London: Drugs currently undergoing development to treat anaemia -- lack of blood -- could be repurposed to help prevent people with Type-2 diabetes from developing heart failure, according to a new research.
Researchers found that after a heart attack, a protein called HIF acts to help heart cells survive.
In people with diabetes, fats accumulate within the heart muscle and stop the HIF protein from becoming active. This means that a person is more likely to suffer lasting heart muscle damage, and develop heart failure after a heart attack.
"After a heart attack, people with Type-2 diabetes are more likely to develop heart failure more quickly, but we have not fully understood the reasons why that is the case," said lead researcher Lisa Heather, research student at the University of Oxford in the UK.
"What we have shown with this research is that the metabolism of people with Type-2 diabetes means they have higher levels of fatty acids in the heart. This prevents signals going to the heart protective protein telling it to 'kick-in' after a heart attack," she added.

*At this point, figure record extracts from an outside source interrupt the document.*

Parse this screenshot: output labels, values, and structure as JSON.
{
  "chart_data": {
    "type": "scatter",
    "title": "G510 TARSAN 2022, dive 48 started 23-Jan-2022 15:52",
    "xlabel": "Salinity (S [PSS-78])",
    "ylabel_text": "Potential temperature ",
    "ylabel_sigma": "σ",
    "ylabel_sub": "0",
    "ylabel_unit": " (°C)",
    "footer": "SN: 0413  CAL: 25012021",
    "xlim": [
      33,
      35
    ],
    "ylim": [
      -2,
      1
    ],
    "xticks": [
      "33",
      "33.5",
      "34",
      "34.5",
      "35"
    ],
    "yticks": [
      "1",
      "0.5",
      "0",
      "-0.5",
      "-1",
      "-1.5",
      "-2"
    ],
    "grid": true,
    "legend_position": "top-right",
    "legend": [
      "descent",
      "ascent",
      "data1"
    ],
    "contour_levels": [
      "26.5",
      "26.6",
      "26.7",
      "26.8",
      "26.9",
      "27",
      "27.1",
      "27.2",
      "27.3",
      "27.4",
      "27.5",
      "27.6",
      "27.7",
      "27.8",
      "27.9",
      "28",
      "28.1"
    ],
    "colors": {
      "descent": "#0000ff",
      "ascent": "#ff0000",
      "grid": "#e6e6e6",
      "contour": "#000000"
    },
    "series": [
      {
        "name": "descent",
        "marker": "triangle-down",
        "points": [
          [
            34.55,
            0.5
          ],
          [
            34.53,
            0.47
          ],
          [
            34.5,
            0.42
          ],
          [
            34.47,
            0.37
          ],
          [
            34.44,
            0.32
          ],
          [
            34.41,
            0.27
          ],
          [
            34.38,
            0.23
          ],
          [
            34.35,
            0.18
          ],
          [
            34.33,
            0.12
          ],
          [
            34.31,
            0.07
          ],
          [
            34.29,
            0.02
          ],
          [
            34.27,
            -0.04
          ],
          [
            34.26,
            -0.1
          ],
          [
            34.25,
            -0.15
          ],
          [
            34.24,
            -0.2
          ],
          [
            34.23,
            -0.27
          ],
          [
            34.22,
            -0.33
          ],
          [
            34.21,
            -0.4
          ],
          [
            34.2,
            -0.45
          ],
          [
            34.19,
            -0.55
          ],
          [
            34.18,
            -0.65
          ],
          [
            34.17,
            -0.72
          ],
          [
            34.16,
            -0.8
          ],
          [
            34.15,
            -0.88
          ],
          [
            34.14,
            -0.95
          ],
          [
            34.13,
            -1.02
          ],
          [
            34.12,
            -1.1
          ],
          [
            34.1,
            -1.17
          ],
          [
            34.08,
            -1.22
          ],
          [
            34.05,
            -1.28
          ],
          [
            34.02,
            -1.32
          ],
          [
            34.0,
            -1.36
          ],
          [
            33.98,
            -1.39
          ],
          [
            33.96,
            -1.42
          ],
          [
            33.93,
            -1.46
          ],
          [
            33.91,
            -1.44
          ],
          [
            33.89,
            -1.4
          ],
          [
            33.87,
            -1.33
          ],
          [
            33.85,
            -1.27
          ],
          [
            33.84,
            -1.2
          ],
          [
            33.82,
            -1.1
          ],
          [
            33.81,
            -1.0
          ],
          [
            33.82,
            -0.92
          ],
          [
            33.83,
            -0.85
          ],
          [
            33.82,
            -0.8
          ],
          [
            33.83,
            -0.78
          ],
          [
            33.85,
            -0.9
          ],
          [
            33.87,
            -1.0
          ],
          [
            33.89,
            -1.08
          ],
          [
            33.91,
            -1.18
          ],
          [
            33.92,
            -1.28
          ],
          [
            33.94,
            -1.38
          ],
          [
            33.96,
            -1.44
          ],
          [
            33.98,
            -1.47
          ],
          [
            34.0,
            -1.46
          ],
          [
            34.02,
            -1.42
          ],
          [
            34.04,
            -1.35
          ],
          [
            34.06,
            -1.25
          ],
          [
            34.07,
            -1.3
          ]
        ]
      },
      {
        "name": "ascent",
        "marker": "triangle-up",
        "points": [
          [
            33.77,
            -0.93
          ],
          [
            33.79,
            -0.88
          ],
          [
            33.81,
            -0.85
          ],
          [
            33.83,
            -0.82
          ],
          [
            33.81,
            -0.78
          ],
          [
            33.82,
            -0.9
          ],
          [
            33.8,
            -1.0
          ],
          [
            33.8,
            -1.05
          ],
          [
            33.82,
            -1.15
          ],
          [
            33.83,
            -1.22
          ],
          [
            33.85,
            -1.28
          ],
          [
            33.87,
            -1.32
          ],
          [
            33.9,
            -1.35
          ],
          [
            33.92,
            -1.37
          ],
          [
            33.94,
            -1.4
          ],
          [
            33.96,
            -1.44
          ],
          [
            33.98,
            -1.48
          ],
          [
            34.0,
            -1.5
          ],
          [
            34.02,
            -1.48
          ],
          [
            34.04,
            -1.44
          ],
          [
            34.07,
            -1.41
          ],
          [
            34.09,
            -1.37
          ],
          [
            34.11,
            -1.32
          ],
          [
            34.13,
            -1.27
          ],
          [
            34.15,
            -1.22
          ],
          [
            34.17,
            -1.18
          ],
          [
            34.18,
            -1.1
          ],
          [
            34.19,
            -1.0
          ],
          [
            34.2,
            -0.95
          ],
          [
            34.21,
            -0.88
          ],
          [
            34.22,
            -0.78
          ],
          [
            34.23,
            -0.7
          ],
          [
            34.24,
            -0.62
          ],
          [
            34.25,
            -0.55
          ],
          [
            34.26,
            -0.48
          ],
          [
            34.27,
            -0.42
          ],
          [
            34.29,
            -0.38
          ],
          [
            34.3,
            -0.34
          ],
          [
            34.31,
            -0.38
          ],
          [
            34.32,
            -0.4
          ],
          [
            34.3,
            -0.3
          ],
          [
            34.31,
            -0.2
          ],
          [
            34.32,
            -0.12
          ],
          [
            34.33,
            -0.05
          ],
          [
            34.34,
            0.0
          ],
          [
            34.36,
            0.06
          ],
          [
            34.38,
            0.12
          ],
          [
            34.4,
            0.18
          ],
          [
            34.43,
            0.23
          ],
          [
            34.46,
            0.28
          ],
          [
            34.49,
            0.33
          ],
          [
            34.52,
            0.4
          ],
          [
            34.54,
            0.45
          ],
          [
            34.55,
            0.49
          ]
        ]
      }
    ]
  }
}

In the study, published in the Journal of the American College of Cardiology, the team treated diabetic rats with a drug known to activate the HIF protein, and were able to encourage the heart to recover after a heart attack.

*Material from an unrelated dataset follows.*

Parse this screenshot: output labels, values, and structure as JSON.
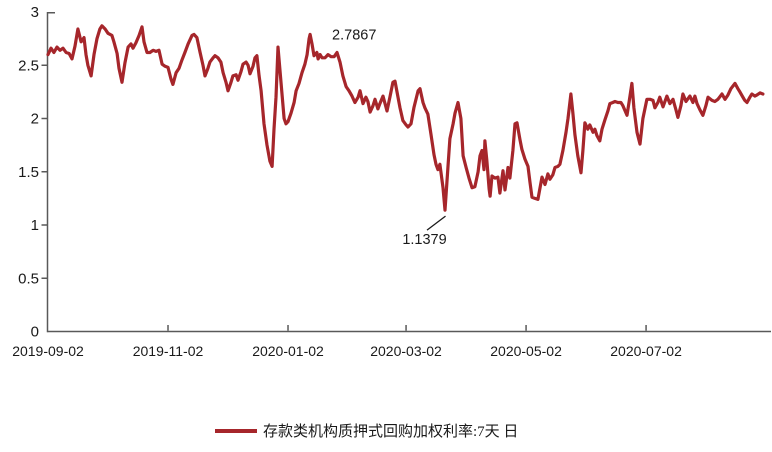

However, these initial results suggest that several drugs known to activate HIF and currently undergoing phase-III clinical trials to treat people with anaemia, could potentially be given to people with diabetes, immediately after a heart attack in the future, the researchers said.
"This research in rats has not only identified the mechanism that could explain why people with Type-2 diabetes have poorer outcomes after a heart attack, but also a practical way this might be prevented," the researchers explained.
However, further studies will be needed to confirm if the same benefits are seen in humans, they noted.